There is a huge opportunity for increased seaweed cultivation in Scotland, for both commercial and environmental benefit, using the natural environment to our advantage alongside our expertise in aquaculture and innovation.

For example, seaweed can be a valuable element of a multi-trophic aquaculture system, a sustainable circular production model which is increasingly being used in Scotland. The process mimics the nutrient flows in natural systems, with seaweed cultivated alongside shellfish such as mussels, oysters and scallops, absorbing some of the otherwise wasted nutrients.

Outside of Asia, only small volumes of seaweed are farmed at present, although there's huge scope for growth
Outside of Asia, only small volumes of seaweed are farmed at present, although there's huge scope for growth


Around 95 percent of current seaweed production takes place in Asia, but there are a number of research and development projects currently underway to explore the opportunities seaweed farming presents and to drive the sector’s growth in Scotland.

One study, the H2020 project IMPAQT (Intelligent Management Systems for Integrated Multi-Trophic Aquaculture - grant agreement no. 774109) is bringing IT into aquaculture, using a network of sensors to generate real-time data about environmental conditions. As well as providing information about temperature, light levels and pH levels on current seaweed farms, we can use this technology to identify trends and assess the feasibility of new sites.

The adoption of new technology can also help the sector to overcome some of the barriers to growth – for example, by gathering valuable information such as light levels in neighbouring waters – to help producers to make informed decisions about the location and set-up of future sites. Technology is undoubtedly becoming a necessary investment to help our aquaculture industry to grow sustainably.

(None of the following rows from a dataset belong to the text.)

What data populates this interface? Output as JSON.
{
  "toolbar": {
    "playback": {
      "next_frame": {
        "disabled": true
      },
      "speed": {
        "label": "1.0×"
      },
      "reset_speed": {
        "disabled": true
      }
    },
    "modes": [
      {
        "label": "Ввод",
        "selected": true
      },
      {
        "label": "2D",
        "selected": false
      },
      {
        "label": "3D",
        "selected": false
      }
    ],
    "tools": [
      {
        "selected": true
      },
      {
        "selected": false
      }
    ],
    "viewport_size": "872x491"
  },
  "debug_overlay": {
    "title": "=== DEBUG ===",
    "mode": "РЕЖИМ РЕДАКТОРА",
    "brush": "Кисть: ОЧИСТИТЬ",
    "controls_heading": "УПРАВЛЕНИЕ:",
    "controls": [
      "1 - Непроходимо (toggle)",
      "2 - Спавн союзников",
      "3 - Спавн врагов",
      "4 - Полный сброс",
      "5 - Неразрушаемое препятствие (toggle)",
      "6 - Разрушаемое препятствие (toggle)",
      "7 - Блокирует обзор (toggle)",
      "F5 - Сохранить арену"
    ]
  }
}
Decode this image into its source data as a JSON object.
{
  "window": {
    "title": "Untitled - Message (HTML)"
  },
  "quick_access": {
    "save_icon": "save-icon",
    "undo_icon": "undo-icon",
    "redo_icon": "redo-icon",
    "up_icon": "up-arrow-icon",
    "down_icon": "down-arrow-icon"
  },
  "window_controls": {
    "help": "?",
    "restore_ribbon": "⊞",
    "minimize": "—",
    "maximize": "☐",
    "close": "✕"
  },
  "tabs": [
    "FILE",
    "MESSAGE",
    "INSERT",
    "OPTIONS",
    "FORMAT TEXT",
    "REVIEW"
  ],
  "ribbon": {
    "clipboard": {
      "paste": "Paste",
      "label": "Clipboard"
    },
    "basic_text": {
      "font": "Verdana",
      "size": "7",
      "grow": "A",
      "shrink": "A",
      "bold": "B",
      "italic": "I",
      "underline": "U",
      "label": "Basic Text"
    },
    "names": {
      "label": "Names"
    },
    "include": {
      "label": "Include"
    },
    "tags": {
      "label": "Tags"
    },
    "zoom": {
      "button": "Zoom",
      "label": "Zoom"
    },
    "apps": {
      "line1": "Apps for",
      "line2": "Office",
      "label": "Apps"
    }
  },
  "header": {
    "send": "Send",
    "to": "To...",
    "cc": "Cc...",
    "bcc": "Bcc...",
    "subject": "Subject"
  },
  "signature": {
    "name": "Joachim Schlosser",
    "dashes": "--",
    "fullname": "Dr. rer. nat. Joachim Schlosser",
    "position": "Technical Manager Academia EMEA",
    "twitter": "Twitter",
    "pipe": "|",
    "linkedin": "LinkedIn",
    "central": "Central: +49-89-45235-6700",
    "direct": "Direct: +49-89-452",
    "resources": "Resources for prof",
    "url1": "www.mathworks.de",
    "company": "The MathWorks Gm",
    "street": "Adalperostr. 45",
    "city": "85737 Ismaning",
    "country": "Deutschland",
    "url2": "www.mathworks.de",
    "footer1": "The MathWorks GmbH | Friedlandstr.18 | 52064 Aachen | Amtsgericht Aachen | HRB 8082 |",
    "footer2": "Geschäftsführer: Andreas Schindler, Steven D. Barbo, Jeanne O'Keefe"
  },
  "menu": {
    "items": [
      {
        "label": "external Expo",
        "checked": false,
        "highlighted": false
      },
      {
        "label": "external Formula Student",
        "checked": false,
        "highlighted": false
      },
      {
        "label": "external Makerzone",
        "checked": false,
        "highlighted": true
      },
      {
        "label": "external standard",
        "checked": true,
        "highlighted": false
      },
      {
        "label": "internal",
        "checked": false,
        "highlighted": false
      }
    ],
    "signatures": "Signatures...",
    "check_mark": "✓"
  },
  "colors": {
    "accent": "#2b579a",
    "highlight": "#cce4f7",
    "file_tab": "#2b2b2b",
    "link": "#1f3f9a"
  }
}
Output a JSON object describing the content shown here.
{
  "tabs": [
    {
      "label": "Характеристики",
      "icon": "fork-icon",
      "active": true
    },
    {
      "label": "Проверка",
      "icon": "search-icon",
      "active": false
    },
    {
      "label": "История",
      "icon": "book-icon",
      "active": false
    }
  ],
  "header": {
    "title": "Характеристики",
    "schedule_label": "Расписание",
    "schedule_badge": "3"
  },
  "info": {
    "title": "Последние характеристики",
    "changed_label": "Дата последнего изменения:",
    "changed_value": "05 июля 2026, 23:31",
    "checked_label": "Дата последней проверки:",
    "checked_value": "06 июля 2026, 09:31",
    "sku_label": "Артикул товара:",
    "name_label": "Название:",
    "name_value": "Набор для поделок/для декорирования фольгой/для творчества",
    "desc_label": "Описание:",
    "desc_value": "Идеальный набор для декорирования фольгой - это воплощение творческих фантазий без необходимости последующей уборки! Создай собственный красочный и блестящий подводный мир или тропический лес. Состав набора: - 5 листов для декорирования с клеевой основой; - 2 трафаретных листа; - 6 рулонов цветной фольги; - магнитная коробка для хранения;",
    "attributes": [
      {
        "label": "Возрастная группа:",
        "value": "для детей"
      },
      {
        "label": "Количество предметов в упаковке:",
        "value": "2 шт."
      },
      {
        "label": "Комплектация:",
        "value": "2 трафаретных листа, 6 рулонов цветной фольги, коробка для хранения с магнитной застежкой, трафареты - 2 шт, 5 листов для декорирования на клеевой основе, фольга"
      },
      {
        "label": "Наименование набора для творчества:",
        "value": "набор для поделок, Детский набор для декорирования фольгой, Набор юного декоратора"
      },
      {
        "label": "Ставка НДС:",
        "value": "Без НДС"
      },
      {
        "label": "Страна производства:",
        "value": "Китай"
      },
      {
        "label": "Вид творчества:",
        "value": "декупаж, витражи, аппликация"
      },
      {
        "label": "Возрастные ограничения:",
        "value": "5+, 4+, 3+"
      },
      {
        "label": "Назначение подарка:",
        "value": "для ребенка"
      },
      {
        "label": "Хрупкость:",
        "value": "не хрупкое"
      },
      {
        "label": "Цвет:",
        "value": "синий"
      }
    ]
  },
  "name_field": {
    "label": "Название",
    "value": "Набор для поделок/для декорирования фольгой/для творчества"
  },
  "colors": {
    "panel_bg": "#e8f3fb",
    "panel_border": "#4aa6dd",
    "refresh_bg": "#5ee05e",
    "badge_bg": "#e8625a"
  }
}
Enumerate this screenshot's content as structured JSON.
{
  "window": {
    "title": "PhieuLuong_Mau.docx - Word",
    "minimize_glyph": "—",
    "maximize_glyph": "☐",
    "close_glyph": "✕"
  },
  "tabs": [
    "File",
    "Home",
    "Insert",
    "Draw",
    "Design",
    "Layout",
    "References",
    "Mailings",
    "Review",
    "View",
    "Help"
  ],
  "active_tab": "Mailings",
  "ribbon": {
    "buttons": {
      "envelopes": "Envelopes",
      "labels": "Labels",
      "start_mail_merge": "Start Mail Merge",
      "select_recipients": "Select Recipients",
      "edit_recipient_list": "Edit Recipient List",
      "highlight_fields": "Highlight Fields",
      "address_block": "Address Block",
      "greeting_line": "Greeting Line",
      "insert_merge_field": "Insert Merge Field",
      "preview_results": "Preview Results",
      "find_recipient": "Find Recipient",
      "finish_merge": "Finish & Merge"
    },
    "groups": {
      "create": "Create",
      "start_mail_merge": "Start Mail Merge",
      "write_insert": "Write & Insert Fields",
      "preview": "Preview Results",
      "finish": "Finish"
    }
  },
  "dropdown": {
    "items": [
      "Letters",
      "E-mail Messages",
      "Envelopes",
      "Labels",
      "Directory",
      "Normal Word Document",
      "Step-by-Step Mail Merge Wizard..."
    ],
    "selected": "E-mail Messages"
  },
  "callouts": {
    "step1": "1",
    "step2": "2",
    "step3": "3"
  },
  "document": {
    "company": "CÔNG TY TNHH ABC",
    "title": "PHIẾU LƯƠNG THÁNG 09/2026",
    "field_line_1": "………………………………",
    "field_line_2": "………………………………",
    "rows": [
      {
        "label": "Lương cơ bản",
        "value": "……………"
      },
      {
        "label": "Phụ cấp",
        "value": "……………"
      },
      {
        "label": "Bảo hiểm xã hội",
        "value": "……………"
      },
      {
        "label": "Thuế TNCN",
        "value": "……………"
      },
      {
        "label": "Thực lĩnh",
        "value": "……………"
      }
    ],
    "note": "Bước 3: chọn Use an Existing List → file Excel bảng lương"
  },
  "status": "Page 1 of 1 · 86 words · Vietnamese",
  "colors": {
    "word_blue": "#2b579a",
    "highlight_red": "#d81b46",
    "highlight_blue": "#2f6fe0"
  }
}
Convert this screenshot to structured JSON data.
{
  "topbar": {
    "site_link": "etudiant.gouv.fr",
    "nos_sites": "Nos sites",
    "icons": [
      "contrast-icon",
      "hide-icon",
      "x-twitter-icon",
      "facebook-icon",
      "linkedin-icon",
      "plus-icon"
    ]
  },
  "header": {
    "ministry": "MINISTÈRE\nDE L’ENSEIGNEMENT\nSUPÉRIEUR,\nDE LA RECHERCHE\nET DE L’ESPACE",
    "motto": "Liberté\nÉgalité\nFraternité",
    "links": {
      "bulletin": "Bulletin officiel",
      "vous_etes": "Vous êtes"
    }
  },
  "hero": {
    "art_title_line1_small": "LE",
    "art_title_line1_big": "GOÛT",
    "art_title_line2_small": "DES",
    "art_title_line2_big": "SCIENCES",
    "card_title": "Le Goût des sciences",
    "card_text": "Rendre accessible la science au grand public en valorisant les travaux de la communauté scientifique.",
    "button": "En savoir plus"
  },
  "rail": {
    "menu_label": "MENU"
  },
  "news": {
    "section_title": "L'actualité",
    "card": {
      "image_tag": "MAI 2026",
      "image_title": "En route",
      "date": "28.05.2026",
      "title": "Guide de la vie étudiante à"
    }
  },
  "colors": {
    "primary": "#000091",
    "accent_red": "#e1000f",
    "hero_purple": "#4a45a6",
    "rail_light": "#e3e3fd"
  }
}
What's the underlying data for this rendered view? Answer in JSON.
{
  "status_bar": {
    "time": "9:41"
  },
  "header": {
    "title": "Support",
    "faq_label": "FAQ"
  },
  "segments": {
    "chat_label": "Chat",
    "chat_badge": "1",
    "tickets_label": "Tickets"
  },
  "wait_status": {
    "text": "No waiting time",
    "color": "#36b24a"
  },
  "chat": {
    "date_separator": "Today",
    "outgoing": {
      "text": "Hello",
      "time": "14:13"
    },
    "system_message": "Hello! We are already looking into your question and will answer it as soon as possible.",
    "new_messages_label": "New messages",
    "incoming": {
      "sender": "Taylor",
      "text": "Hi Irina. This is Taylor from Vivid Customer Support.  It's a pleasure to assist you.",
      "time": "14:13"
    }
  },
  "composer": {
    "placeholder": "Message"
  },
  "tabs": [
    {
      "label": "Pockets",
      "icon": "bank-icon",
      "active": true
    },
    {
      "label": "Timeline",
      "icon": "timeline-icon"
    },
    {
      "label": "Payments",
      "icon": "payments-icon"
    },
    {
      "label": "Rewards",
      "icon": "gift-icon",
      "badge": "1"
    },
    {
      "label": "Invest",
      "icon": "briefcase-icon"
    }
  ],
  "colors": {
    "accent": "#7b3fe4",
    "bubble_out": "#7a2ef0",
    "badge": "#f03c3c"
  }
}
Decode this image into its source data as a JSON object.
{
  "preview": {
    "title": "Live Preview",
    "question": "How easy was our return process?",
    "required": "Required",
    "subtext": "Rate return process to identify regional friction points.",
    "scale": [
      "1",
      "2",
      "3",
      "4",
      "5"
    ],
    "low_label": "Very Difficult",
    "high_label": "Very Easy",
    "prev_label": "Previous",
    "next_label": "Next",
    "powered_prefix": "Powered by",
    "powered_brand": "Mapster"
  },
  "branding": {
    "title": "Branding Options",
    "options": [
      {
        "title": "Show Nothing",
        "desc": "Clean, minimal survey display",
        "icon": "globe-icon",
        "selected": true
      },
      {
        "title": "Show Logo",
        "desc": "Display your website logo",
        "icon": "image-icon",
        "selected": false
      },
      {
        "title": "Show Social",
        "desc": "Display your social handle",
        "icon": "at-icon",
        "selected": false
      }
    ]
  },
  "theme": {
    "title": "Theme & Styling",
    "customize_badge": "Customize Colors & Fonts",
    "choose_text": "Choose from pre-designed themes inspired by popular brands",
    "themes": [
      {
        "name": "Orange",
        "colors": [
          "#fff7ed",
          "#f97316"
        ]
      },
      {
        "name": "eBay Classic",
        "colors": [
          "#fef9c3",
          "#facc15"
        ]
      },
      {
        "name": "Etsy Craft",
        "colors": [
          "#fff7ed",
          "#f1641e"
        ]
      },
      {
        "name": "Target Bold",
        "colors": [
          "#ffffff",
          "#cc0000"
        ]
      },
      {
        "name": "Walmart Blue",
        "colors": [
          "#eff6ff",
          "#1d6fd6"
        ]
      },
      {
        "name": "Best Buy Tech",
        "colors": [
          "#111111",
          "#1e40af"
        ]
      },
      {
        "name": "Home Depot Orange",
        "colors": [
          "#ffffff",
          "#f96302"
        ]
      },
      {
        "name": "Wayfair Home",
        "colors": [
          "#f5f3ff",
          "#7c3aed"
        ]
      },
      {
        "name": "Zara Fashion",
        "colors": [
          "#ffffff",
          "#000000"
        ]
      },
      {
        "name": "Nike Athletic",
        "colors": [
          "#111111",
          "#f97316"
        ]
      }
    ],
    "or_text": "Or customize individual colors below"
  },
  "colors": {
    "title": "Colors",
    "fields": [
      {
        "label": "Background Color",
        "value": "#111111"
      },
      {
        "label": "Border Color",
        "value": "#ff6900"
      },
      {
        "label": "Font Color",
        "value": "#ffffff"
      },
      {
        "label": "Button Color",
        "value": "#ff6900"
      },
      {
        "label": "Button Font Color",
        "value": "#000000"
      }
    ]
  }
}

Climate change is, of course, a global challenge but by sharing knowledge from each of these research projects, from company to company, the aquaculture industry can seize new opportunities to improve sustainability. The role of the humble seaweed in mitigating environmental impacts is just one piece of a much larger puzzle, but there is a clear opportunity to integrate it into our aquaculture sector, and Scotland’s wider plans to cut carbon emissions, for collective benefit.

Prof Michele Stanley is highlighted the role seaweed can play as part of a wider discussion around sustainable food from land and sea at Scotland’s Countdown to COP26 conference, hosted by the Scottish Aquaculture Innovation Centre (SAIC) and its sister innovation centres, earlier this month.

associate director for science and innovation at Scottish Association for Marine Science (SAMS)

Prof Stanley is acknowledged as a world-leading expert in the area of algal biotechnology. Over the last 10 years she has pioneered seaweed cultivation in the UK, seeking to address a number of national and international issues surrounding food and energy security, water availability, ageing populations, increasing carbon dioxide levels and climate change.